I want to compute and count all trigrams of a string in SQL Server.
For example if the string is hello
I want the following output:
Trigram Count ------- ----- hel 1 ell 1 llo 1 lo- 1
I want to compute and count all trigrams of a string in SQL Server.
For example if the string is hello
I want the following output:
Trigram Count ------- ----- hel 1 ell 1 llo 1 lo- 1
I still don't know what an n-gram is but based on Ed's answer is this what you need?
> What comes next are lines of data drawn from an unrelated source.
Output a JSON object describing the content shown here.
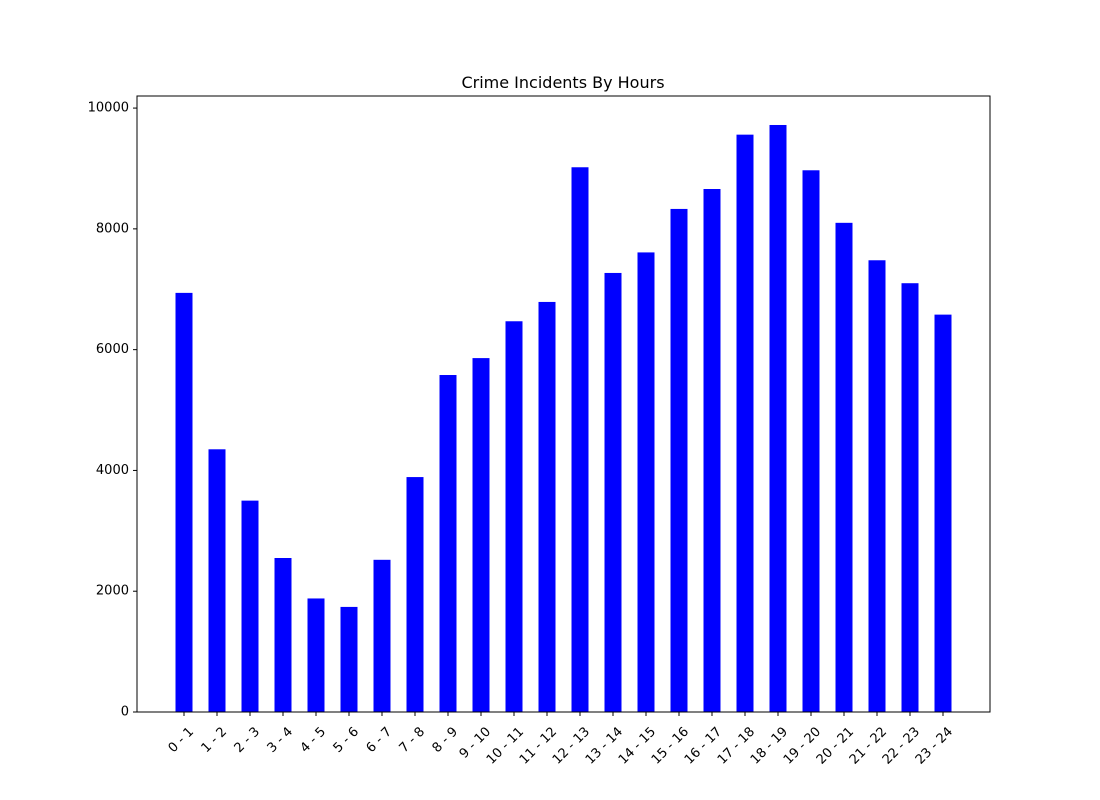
{
  "chart_data": {
    "type": "bar",
    "title": "Crime Incidents By Hours",
    "xlabel": "",
    "ylabel": "",
    "categories": [
      "0 - 1",
      "1 - 2",
      "2 - 3",
      "3 - 4",
      "4 - 5",
      "5 - 6",
      "6 - 7",
      "7 - 8",
      "8 - 9",
      "9 - 10",
      "10 - 11",
      "11 - 12",
      "12 - 13",
      "13 - 14",
      "14 - 15",
      "15 - 16",
      "16 - 17",
      "17 - 18",
      "18 - 19",
      "19 - 20",
      "20 - 21",
      "21 - 22",
      "22 - 23",
      "23 - 24"
    ],
    "values": [
      6940,
      4350,
      3500,
      2550,
      1880,
      1740,
      2520,
      3890,
      5580,
      5860,
      6470,
      6790,
      9020,
      7270,
      7610,
      8330,
      8660,
      9560,
      9720,
      8970,
      8100,
      7480,
      7100,
      6580
    ],
    "ylim": [
      0,
      10200
    ],
    "yticks": [
      0,
      2000,
      4000,
      6000,
      8000,
      10000
    ],
    "bar_color": "#0000ff",
    "grid": false,
    "legend": "none"
  }
}
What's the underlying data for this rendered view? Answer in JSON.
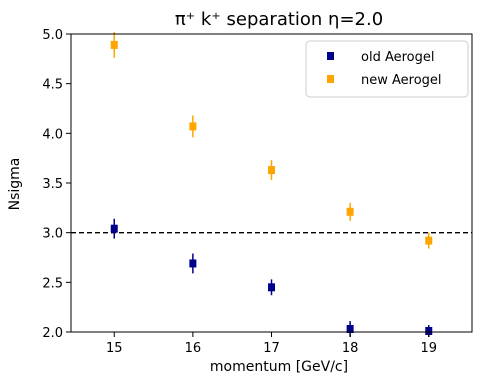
{
  "chart_data": {
    "type": "scatter",
    "title": "π⁺ k⁺ separation   η=2.0",
    "xlabel": "momentum [GeV/c]",
    "ylabel": "Nsigma",
    "xlim": [
      14.45,
      19.55
    ],
    "ylim": [
      2.0,
      5.0
    ],
    "x_ticks": [
      15,
      16,
      17,
      18,
      19
    ],
    "y_ticks": [
      2.0,
      2.5,
      3.0,
      3.5,
      4.0,
      4.5,
      5.0
    ],
    "grid": false,
    "legend_position": "top-right",
    "reference_line": {
      "y": 3.0,
      "style": "dashed",
      "color": "#000000"
    },
    "series": [
      {
        "name": "old Aerogel",
        "color": "#00008b",
        "x": [
          15,
          16,
          17,
          18,
          19
        ],
        "y": [
          3.04,
          2.69,
          2.45,
          2.03,
          2.01
        ],
        "yerr": [
          0.1,
          0.1,
          0.08,
          0.08,
          0.06
        ]
      },
      {
        "name": "new Aerogel",
        "color": "#ffa500",
        "x": [
          15,
          16,
          17,
          18,
          19
        ],
        "y": [
          4.89,
          4.07,
          3.63,
          3.21,
          2.92
        ],
        "yerr": [
          0.13,
          0.11,
          0.1,
          0.09,
          0.08
        ]
      }
    ]
  }
}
declare @string varchar(max) = 'hello'
declare @n int = 3
set @string = @string + REPLICATE('-',@n - (len(@string) % @n))
;with n as
(
SELECT 1 AS i
UNION ALL
SELECT i+1
FROM n
WHERE i <= (LEN(@string)-@n)
)
select SUBSTRING(@string, i, @n), COUNT(*)
from n
group by SUBSTRING(@string, i, @n)
option (maxrecursion 0)
Based on Martin Smith's answer - added logic to pad the string out with -
to a number of characters divisible by 3
declare @string varchar(max) = 'hello'
SET @string = (SELECT CASE LEN(@string) % 3
WHEN 1 THEN @string + '--'
WHEN 2 THEN @string + '-'
ELSE @string
END )
;with n as
(
SELECT 1 AS i
UNION ALL
SELECT i+1
FROM n
WHERE i < (LEN(@string)-2)
)
select SUBSTRING(@string, i, 3) AS Trigram, COUNT(*) AS Count
from n
group by SUBSTRING(@string, i, 3)
option (maxrecursion 0)
Borrowing from Ed and Martin, I think this is a correct implementation:
declare @string varchar(max) = 'here kitty kitty'
SET @string = replace(@string, ' ', '-') --Wikipedia says this should be underscore, not dash
;with n as
(
SELECT 1 AS i
UNION ALL
SELECT i + 1
FROM n
WHERE i < (LEN(@string)-2)
)
select SUBSTRING(@string, i, 3) AS Trigram, COUNT(*) AS Count
from n
group by SUBSTRING(@string, i, 3)
option (maxrecursion 0)